Confusing error for incorrect struct initialization

Sat Jun 18 21:58:00 GMT 2016

On 18/06/2016 23:14, Martin Sebor wrote:

> On 06/18/2016 10:25 AM, Mason wrote:
>> The bug is a request to improve an existing error message.
>> struct xxx { void *p; int a,b,c,d; double x,y; };
>> struct foo { struct xxx *p; int e,f,g; };
>> static struct xxx s = { 0 };
>> struct foo bar = { s }; /*** should be &s ***/
>> $ gcc-6 -c qoi.c
>> qoi.c:4:20: error: initializer element is not constant
>>   struct foo bar = { s }; /*** should be &s ***/
>>                      ^
>> qoi.c:4:20: note: (near initialization for 'bar.p')
>> Do you disagree that this is a confusing error message?
>> Isn't this one better:
>>    incompatible types when initializing type 'struct xxx *' using type 'struct xxx'
> I agree that in this case the error is misleading because even
> if s could somehow be made a constant expression (it can't be
> because its type isn't one of those required of constant
> expressions in initializers) it would not be a valid initializer
> for a pointer.  It seems straightforward to check that the
> initializer type is compatible first, before checking its
> constness, and issue the clearer error message instead.

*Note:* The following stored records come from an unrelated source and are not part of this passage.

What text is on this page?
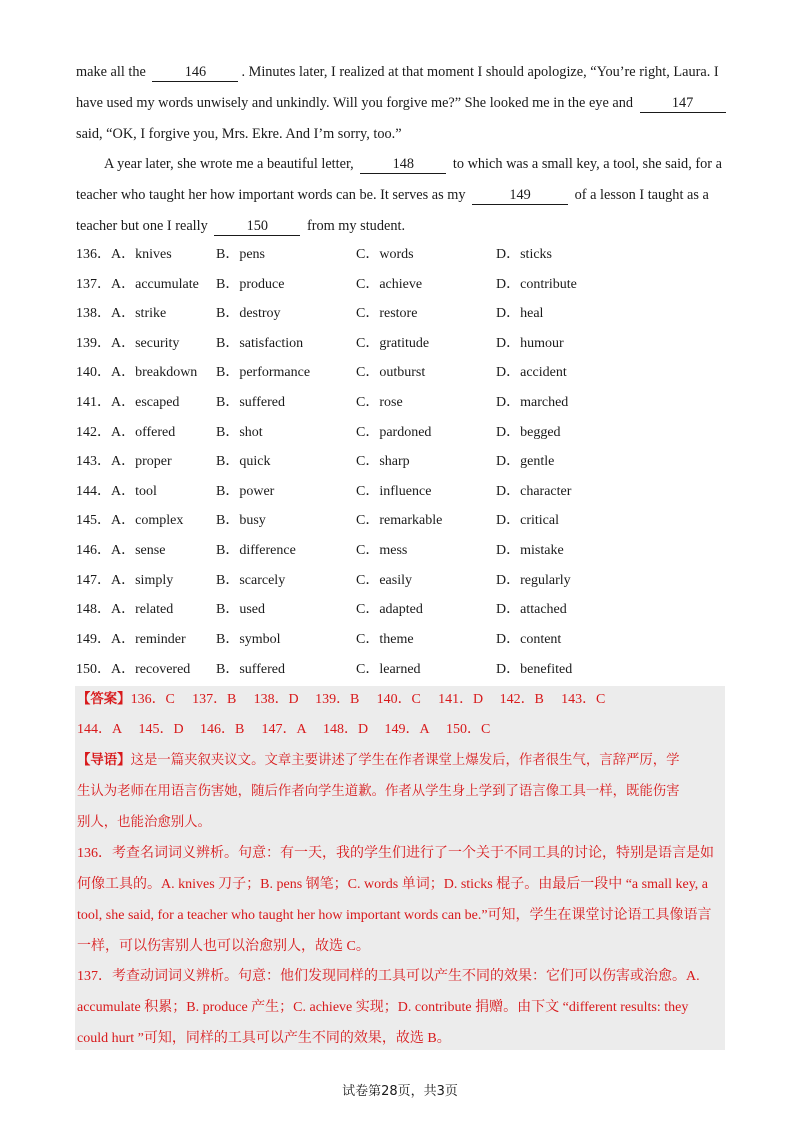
make all the	146 . Minutes later, I realized at that moment I should apologize, “You’re right, Laura. I
have used my words unwisely and unkindly. Will you forgive me?” She looked me in the eye and	147
said, “OK, I forgive you, Mrs. Ekre. And I’m sorry, too.”
A year later, she wrote me a beautiful letter,	148	to which was a small key, a tool, she said, for a
teacher who taught her how important words can be. It serves as my	149	of a lesson I taught as a
teacher but one I really	150	from my student.
136．A．knives	B．pens	C．words	D．sticks
137．A．accumulate B．produce	C．achieve	D．contribute
138．A．strike	B．destroy	C．restore	D．heal
139．A．security	B．satisfaction	C．gratitude	D．humour
140．A．breakdown B．performance	C．outburst	D．accident
141．A．escaped	B．suffered	C．rose	D．marched
142．A．offered	B．shot	C．pardoned	D．begged
143．A．proper	B．quick	C．sharp	D．gentle
144．A．tool	B．power	C．influence	D．character
145．A．complex B．busy	C．remarkable	D．critical
146．A．sense	B．difference	C．mess	D．mistake
147．A．simply	B．scarcely	C．easily	D．regularly
148．A．related	B．used	C．adapted	D．attached
149．A．reminder B．symbol	C．theme	D．content
150．A．recovered B．suffered	C．learned	D．benefited
【答案】136．C 137．B 138．D 139．B 140．C 141．D 142．B 143．C
144．A 145．D 146．B 147．A 148．D 149．A 150．C
【导语】这是一篇夹叙夹议文。文章主要讲述了学生在作者课堂上爆发后，作者很生气，言辞严厉，学
生认为老师在用语言伤害她，随后作者向学生道歉。作者从学生身上学到了语言像工具一样，既能伤害
别人，也能治愈别人。
136．考查名词词义辨析。句意：有一天，我的学生们进行了一个关于不同工具的讨论，特别是语言是如
何像工具的。A. knives 刀子；B. pens 钢笔；C. words 单词；D. sticks 棍子。由最后一段中 “a small key, a
tool, she said, for a teacher who taught her how important words can be.”可知，学生在课堂讨论语工具像语言
一样，可以伤害别人也可以治愈别人，故选 C。
137．考查动词词义辨析。句意：他们发现同样的工具可以产生不同的效果：它们可以伤害或治愈。A.
accumulate 积累；B. produce 产生；C. achieve 实现；D. contribute 捐赠。由下文 “different results: they
could hurt ”可知，同样的工具可以产生不同的效果，故选 B。
试卷第28页，共3页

Let
> me finish the patch I prototyped for it and post it for review.

I'm glad to hear that.

> PS Note that this case is different from the one submitted in
> bug 71552 and my patch does not change the error GCC issues
> for it for the reasons explained there.  I.e., initializing
> a pointer with an integer is valid in C and cannot very well
> be rejected.

I think I now understand what you meant.

This code cannot be rejected:

struct foo { const int *p; };
struct foo bar = { 42 };

and the (functionally equivalent) code I originally posted

struct foo { const int *p; };
static const int i = 42;
struct foo bar = { i };

is rejected only because i is not constant per C's rules,
and not because it has an incompatible type.